Если во всем остальном еще можно было попытаться найти смысл и резон, то вот это было чистой и неоправданной жестокостью. Два в одном: унижение от сознания собственного ничтожества и тупая, изматывающая тоска по своим.
— Я найду способ, — пробормотал Илья, шалея от дурмана и болезненной, разъедающей нежности. — Как-то можно же попасть под перевод. К нам сегодня опять народ пригнали, двое из них, говорят, переброшены с ледников, с Полюса. Хорошо у вас тут, говорят. Тепло. Курорт!..
(Что бы он отдал за то, чтобы обнять ее по-настоящему!)
— Значит, перебрасывают, — он напряженно всмотрелся в темноту. — Осталось понять, как подсуетиться.
Он старался, чтобы его слова звучали оптимистично, обнадеживающе. Чтобы убедить Ленку и поверить самому. Когда в чудо верят двое, его вероятность удваивается.
— Я жду, Люшка, — сказала она тоненько. — Не надо суетиться. Надо потерпеть. Когда-нибудь все это закончится.

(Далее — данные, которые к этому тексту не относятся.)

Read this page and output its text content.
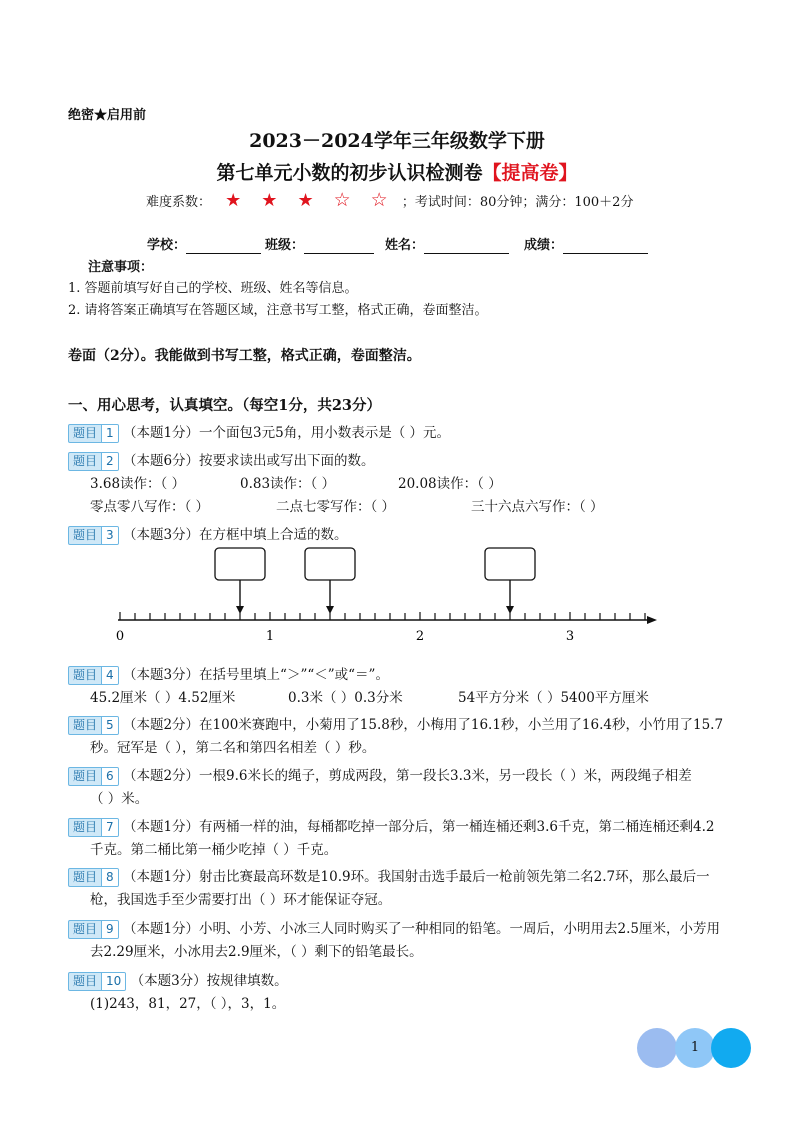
绝密★启用前
2023－2024学年三年级数学下册
第七单元小数的初步认识检测卷【提高卷】
难度系数： ★ ★ ★ ☆ ☆ ；考试时间：80分钟；满分：100＋2分
学校：	班级：	姓名：	成绩：
注意事项：
1. 答题前填写好自己的学校、班级、姓名等信息。
2. 请将答案正确填写在答题区域，注意书写工整，格式正确，卷面整洁。
卷面（2分）。我能做到书写工整，格式正确，卷面整洁。
一、用心思考，认真填空。（每空1分，共23分）
题目 1 （本题1分）一个面包3元5角，用小数表示是（ ）元。
题目 2 （本题6分）按要求读出或写出下面的数。
3.68读作：（ ）	0.83读作：（ ）	20.08读作：（ ）
零点零八写作：（ ）	二点七零写作：（ ）	三十六点六写作：（ ）
题目 3 （本题3分）在方框中填上合适的数。
0	1	2	3
题目 4 （本题3分）在括号里填上“＞”“＜”或“＝”。
45.2厘米（ ）4.52厘米	0.3米（ ）0.3分米	54平方分米（ ）5400平方厘米
题目 5 （本题2分）在100米赛跑中，小菊用了15.8秒，小梅用了16.1秒，小兰用了16.4秒，小竹用了15.7
秒。冠军是（ ），第二名和第四名相差（ ）秒。
题目 6 （本题2分）一根9.6米长的绳子，剪成两段，第一段长3.3米，另一段长（ ）米，两段绳子相差
（ ）米。
题目 7 （本题1分）有两桶一样的油，每桶都吃掉一部分后，第一桶连桶还剩3.6千克，第二桶连桶还剩4.2
千克。第二桶比第一桶少吃掉（ ）千克。
题目 8 （本题1分）射击比赛最高环数是10.9环。我国射击选手最后一枪前领先第二名2.7环，那么最后一
枪，我国选手至少需要打出（ ）环才能保证夺冠。
题目 9 （本题1分）小明、小芳、小冰三人同时购买了一种相同的铅笔。一周后，小明用去2.5厘米，小芳用
去2.29厘米，小冰用去2.9厘米，（ ）剩下的铅笔最长。
题目 10 （本题3分）按规律填数。
(1)243，81，27，（ ），3，1。
1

— Терпеть не в моем характере, — это было уже полной правдой. — Я с утра до вечера только и делаю, что терплю. Чувствую себя животным, понимаешь?
Она помолчала. Потом сказала нейтрально:
— Скоро розыгрыш.
— Вот уж на что мне никогда не придет в голову надеяться, — и это было правдой из правд.
Все труднее было сохранять фокус. Трип выходил из-под контроля. Ленкин голос становился гулким, где-то сбоку все громче журчала вода.
— Меня сейчас смоет, Ленка, — сказал Илья, улыбаясь в темноте. — Ангельские реки.
— Что?
— Пытаются читать намерения, — пояснил он, уже смеясь в голос. — У них уродливые рожи, но это еще не повод считать крылатых демонами.
Ленка что-то ответила, но усиливающееся журчание заглушило ее слова.
— Я тебя тоже, — крикнул Илья во всю дурь. — Тут их карательные отряды крупно обломались! Хрен им, а не смирение.
Вокруг ног вились разноцветные кривые, в ушах свистел ветер. И стало пусто и хорошо.